Un autre auteur, Werdenhagen, qui a écrit prolixement l'histoire de l'anse teutonique, fait venir l'étymologie de anse de trois mots allemands ou tentons, an, der, sée (sur ou par la mer), se fondant sur ce que les premières villes confédérées étaient maritimes. Mais la charte du roi Jean, de 1199, détruit cette étymologie, car ce prince n'a pu se servir que d'une expression dont le sens était depuis longtemps consacré par l'usage. »
Quelle que soit l'étymologie du mot hanse, on doit fixer l'époque de son origine à la fin du XIe siècle, et celle de son grand accroissement au milieu du XIIIe.


La formation d'une ligue

Les pays voisins des villes qui formèrent cette ligue, étaient alors habités par des peuples dévastateurs et féroces qui infestaient les côtes de la Baltique et rendaient toutes communications de commerce impraticables dans le Nord. Les villes de Hambourg et de Lübeck furent les premières à s'unir pour repousser les brigands. Elles trouvèrent tant d'avantages dans cette union, que d'autres villes s'empressèrent d'entrer dans la confédération, et bientôt quatre-vingts cités des plus considérables, dispersées dans cette grande étendue de pays qui, du fond de la mer Baltique, aboutit au Rhin vers Cologne, se réunirent pour former cette ligue protectrice du commerce et de la navigation.
L'union tenait, tous les dix ans, une assemblée générale de toutes les villes confédérées ; on y renouvelait l'association, on y admettait de nouvelles villes, ou l'on en excluait celles qui avaient manqué aux lois de la communauté. L'assemblée de 1284 fut une des plus solennelles, et celle où se trouva le plus grand nombre, de villes, qui renouvelèrent la confédération.

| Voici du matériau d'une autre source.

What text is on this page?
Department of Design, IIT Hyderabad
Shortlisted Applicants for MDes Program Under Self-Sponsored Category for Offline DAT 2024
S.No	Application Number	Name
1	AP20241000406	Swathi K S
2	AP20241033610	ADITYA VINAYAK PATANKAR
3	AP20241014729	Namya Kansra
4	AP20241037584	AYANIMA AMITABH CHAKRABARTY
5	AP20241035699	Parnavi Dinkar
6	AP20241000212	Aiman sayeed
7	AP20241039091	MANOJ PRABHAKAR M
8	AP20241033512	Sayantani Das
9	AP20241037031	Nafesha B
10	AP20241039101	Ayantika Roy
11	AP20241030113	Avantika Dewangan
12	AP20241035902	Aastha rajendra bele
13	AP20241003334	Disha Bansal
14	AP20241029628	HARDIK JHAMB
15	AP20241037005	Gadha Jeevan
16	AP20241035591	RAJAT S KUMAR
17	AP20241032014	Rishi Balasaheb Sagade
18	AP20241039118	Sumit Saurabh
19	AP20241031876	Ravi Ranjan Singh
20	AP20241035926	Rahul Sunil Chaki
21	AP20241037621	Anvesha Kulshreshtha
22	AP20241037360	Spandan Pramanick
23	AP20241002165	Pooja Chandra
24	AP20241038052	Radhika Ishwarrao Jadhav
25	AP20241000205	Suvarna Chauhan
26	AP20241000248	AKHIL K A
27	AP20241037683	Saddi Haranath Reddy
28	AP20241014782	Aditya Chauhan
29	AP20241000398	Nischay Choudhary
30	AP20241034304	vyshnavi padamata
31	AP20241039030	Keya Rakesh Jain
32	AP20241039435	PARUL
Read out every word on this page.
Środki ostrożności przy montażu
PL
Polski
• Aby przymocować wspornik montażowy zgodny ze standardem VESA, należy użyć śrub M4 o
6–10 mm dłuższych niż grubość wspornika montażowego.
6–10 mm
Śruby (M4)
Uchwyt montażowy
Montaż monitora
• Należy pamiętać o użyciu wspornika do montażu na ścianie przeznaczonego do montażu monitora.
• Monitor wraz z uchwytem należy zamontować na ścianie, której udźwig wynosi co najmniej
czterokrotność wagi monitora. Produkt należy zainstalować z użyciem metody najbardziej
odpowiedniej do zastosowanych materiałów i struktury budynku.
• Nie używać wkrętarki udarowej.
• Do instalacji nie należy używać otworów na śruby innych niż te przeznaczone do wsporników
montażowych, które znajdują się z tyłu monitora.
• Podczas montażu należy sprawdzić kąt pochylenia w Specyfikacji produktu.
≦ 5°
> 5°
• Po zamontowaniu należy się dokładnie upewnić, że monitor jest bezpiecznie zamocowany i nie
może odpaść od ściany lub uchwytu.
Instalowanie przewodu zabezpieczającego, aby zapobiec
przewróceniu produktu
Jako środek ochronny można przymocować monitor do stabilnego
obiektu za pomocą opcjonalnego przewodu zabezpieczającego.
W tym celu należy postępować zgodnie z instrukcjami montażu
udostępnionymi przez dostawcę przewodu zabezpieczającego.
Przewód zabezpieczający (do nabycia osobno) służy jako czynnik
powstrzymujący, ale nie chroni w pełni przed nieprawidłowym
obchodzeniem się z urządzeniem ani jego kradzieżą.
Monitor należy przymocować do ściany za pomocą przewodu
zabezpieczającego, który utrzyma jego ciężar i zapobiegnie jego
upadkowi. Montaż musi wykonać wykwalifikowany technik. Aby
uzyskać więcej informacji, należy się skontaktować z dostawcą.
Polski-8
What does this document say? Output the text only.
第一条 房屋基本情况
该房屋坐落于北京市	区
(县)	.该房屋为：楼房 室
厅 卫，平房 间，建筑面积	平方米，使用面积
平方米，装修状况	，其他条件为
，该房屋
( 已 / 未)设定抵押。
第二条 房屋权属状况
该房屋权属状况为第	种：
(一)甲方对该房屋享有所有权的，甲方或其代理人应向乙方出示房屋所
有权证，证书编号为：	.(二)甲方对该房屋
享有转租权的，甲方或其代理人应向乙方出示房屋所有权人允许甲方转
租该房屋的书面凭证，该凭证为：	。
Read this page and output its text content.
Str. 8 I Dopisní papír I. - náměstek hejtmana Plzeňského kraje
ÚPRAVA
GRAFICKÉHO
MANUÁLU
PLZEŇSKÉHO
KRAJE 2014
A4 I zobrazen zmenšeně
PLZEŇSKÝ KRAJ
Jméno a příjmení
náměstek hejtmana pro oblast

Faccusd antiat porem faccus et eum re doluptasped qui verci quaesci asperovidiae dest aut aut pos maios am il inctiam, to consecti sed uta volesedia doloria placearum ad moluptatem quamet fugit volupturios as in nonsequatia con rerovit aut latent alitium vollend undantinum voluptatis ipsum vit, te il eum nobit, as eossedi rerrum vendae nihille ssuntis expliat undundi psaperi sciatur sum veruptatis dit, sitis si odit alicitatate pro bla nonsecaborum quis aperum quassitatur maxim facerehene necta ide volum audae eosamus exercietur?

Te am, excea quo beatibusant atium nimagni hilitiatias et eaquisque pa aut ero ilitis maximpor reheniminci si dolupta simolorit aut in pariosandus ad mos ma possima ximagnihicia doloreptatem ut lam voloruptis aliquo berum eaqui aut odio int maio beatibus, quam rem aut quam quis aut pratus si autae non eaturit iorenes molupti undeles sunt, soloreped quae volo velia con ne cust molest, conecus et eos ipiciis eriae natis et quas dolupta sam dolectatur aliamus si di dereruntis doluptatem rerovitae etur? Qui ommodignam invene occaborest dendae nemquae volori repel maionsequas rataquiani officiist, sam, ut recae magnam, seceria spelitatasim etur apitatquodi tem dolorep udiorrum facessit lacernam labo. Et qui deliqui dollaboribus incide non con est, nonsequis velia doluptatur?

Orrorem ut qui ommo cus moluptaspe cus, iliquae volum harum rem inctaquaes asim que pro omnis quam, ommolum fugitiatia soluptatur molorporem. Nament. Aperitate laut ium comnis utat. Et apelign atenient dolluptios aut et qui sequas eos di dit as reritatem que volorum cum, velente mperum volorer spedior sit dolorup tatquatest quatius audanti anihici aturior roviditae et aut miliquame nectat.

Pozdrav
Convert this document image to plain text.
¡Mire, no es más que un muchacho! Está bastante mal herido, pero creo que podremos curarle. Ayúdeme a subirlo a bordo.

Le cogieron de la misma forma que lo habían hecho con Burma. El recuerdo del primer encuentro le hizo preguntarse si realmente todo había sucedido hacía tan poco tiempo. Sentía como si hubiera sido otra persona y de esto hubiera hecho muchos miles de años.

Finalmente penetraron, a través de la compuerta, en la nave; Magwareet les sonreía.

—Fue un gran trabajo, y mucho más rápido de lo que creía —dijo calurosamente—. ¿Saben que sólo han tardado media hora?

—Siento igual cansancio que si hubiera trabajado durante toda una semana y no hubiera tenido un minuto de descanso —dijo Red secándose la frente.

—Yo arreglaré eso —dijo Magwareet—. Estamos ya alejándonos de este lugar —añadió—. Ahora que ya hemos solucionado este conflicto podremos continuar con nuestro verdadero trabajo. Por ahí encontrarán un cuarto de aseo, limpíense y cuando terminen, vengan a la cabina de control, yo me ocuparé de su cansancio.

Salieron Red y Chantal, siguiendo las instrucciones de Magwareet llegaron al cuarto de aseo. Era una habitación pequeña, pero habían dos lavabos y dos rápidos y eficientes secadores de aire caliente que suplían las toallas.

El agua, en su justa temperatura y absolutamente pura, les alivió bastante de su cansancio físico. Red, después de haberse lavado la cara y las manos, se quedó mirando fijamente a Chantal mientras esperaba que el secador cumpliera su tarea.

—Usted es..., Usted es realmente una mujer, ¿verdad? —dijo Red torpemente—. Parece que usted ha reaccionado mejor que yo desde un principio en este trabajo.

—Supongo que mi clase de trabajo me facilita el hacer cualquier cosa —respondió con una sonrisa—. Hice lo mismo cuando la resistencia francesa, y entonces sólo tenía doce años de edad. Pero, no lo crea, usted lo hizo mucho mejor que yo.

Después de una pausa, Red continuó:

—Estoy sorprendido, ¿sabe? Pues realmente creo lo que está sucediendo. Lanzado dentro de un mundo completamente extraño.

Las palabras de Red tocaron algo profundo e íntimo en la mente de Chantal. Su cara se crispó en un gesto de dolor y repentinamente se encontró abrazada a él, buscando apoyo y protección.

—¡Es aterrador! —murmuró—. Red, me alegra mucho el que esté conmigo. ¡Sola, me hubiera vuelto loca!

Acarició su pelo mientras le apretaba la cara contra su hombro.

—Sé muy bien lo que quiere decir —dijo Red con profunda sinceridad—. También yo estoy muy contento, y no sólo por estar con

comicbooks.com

La montée en puissance villes hanséatiques

Elles étaient divisées en quatre classes, présidées chacune par une ville principale. A la tête de la première et de toute l'union, se trouvait Lübeck, qui jouissait du privilège d'avoir sous sa garde le trésor et les archives de toutes les autres ; on y tenait aussi les assemblées générales. Les trois autres principales villes étaient Cologne, Brunswick et Dantzick.
Ces villes, confédérées pour leur commerce, obtinrent, dit J. Peuchet, de grands privilèges dans les états voisins, soutinrent la guerre avec succès contre plusieurs princes, et acquirent un pouvoir considérable. Elles inspirèrent de la jalousie aux nations commerçantes ; les rois Prusse, de Suède, les princes l'Empire, les affaiblirent par pertes qu'ils leur firent éprouver ; enfin quelques villes se séparèrent de l'union, et de cette confédération vraiment grande et par son objet et par ses moyens, il ne restait plus au XIXe siècle que Lübeck, Hambourg et Brême.